Inventory of all service accounts
Demonstrate that the organization maintains a complete, accurate, and current inventory of all service accounts with sufficient metadata to support access reviews, privilege management, and accountability.
Description
What this control does
This control requires organizations to maintain a comprehensive, current inventory of all service accounts—non-human identities used by applications, scripts, scheduled tasks, and services to authenticate and execute operations. The inventory must include attributes such as account name, purpose, associated systems/applications, owner/custodian, privilege level, authentication method, and last review date. Maintaining this inventory prevents orphaned accounts from persisting after application decommissioning, enables privilege review and least-privilege enforcement, and provides visibility into non-human access pathways that are frequently exploited due to weak credential management or excessive permissions.
Control objective
What auditing this proves
Demonstrate that the organization maintains a complete, accurate, and current inventory of all service accounts with sufficient metadata to support access reviews, privilege management, and accountability.
Associated risks
Risks this control addresses
- Orphaned service accounts remain active after application retirement, providing persistent backdoor access with no monitoring or ownership
- Service accounts with excessive privileges enable lateral movement and privilege escalation following initial compromise of a low-value system
- Hard-coded or embedded credentials in service accounts allow attackers to extract and reuse credentials across multiple systems
- Lack of ownership attribution prevents timely response when service account credentials are compromised or misused
- Service accounts exempted from password rotation policies become high-value targets with static, discoverable credentials
- Undocumented service accounts bypass change control, logging, and monitoring processes designed for user accounts
- Shared service accounts across multiple applications obscure audit trails and prevent accurate attribution of privileged actions
Testing procedure
How an auditor verifies this control
- Obtain the organization's current service account inventory spreadsheet, database export, or identity governance system report showing all service accounts across all platforms (Active Directory, cloud IAM, databases, applications).
- Request documentation of the methodology used to identify service accounts, including query scripts, filters, or automated discovery tools employed.
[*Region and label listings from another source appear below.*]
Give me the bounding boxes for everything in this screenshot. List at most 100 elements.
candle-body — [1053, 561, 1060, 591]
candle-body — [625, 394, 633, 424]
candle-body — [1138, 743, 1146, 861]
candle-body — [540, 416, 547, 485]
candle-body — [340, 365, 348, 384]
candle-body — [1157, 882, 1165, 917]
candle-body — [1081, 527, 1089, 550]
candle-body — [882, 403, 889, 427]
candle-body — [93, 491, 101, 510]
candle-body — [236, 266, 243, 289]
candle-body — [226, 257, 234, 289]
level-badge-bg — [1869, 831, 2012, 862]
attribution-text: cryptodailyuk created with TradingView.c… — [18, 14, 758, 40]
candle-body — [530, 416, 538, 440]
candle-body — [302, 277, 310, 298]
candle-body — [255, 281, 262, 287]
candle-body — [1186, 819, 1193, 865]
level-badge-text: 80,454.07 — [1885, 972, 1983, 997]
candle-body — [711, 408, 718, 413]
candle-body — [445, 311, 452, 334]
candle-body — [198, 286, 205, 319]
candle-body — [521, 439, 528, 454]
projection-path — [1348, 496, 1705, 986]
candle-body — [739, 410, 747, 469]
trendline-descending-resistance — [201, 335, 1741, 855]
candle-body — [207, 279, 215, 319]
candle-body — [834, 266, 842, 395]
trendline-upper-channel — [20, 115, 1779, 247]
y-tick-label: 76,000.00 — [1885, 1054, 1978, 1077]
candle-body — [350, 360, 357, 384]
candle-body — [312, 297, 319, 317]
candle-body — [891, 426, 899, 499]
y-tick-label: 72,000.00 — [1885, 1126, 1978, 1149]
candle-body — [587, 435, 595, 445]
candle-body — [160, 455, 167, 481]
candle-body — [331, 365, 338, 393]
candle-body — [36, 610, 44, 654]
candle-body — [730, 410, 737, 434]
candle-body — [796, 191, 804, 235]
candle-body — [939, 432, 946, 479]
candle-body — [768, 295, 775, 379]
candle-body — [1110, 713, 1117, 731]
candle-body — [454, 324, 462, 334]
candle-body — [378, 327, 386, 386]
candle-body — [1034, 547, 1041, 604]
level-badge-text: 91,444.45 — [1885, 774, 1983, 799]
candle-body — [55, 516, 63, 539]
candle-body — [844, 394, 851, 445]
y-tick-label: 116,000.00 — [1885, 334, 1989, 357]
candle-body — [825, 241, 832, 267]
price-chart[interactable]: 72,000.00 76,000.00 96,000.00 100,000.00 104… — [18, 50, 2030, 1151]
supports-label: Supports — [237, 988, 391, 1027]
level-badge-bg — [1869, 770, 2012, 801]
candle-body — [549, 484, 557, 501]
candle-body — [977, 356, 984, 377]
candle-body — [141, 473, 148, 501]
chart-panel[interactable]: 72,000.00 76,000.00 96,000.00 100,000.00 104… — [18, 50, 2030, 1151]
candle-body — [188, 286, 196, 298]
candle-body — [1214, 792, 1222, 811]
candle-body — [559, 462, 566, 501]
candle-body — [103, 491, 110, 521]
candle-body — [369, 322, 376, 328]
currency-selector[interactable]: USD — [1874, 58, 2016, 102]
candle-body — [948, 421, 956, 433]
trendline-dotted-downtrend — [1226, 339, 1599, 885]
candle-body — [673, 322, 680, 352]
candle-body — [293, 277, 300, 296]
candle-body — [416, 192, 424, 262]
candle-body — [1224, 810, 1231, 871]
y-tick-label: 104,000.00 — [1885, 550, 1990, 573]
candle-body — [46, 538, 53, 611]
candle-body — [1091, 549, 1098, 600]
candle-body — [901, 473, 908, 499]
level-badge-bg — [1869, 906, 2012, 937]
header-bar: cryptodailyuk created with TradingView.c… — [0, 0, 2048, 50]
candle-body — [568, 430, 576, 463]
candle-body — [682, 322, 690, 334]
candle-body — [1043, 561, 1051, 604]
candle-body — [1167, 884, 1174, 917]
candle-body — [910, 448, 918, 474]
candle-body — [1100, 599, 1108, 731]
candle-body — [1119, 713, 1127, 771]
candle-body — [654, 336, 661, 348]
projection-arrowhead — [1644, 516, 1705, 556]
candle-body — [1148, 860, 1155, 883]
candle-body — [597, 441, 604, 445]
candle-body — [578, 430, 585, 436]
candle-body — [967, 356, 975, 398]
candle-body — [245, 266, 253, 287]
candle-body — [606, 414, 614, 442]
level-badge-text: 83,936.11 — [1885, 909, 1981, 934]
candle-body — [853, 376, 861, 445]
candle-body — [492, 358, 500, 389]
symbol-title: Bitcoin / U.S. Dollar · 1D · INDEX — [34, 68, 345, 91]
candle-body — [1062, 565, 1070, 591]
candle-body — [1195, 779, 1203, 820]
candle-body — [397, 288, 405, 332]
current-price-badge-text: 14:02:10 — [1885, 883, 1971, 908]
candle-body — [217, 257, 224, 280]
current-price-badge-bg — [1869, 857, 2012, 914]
- Select a representative sample of 15-25 service accounts spanning different platforms, privilege levels, and business functions from the inventory.
- For each sampled account, verify its existence and attributes by inspecting the source system directly (e.g., querying Active Directory, examining cloud IAM console, reviewing database user tables).
- Cross-reference the sampled accounts against system documentation, application architecture diagrams, and CMDB records to validate the documented purpose and associated systems are accurate.
- Identify at least three recently decommissioned applications or systems from change management records and verify that associated service accounts were documented in the inventory and properly disabled or removed.
- Review the inventory completeness by executing independent queries or scans on a subset of platforms to identify service accounts not present in the provided inventory, documenting any discrepancies.
- Verify that mandatory inventory attributes (minimally: account name, purpose, owner, privilege level, last review date) are populated for all accounts and that ownership can be traced to accountable individuals or teams.